Il était doué pour l'oubli. Il enviait les gens qui pouvaient se reposer sur un passé, quand le sien lui semblait être une étendue de sables mouvants, dans un désert sans nord ni ouest. Sa seule marge de manoeuvre était un qui-vive-permanent.
Ses vertiges et ses tremblements l'en avaient persuadé très tôt, il n'était qu'un paquet de nerfs. Il est difficile de lutter contre un préjugé inscrit dans la chair, il entendait parler de la volonté mais n'y croyait pas sérieusement. Son âme? Un juke-box en random, une auberge espagnole, ses pulsions bivouaquaient et se tapaient la cloche.

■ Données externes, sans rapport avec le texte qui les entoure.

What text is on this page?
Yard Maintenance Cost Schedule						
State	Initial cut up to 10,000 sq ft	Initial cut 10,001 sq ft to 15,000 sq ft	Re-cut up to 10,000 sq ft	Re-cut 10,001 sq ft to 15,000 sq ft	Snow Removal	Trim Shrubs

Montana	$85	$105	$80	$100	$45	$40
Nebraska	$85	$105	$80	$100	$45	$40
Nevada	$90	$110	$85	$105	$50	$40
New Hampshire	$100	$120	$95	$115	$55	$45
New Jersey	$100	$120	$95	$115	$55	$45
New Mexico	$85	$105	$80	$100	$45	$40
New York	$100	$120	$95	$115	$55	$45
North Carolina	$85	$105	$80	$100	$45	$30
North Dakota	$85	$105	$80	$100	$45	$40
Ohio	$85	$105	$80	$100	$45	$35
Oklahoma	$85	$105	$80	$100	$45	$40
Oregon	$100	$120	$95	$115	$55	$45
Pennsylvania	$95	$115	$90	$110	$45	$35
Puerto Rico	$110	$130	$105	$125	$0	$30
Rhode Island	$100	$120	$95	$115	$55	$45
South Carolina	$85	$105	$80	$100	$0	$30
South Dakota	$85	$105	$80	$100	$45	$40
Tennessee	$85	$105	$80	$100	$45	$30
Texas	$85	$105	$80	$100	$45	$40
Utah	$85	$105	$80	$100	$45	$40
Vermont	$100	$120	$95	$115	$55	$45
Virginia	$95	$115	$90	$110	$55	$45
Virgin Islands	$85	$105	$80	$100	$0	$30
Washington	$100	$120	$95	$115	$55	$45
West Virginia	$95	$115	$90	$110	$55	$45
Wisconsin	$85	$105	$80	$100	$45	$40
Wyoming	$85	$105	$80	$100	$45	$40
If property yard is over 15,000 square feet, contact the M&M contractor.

Cet accueil enthousiaste du meilleur et du pire formait en somme un caractère, c'était bien la seule unité qu'il revendiquait. Il ne préférait pas le bonheur au malheur, les deux avaient leur intérêt. Il avait très envie de se suicider? Bah, ce n'était qu'un mauvais moment à passer. Le premier courant d'air venu le délogerait de cet abîme. Valse triste, valse drôle, il ne savait pas danser.
Hoffmann à Tôkyô, pages 38 - 39 - 40.
"Il considéra son âme. Elle avait disparu. D'aise, il soupira".
"Didier da Silva est né en 1973 à Marseille où il vit.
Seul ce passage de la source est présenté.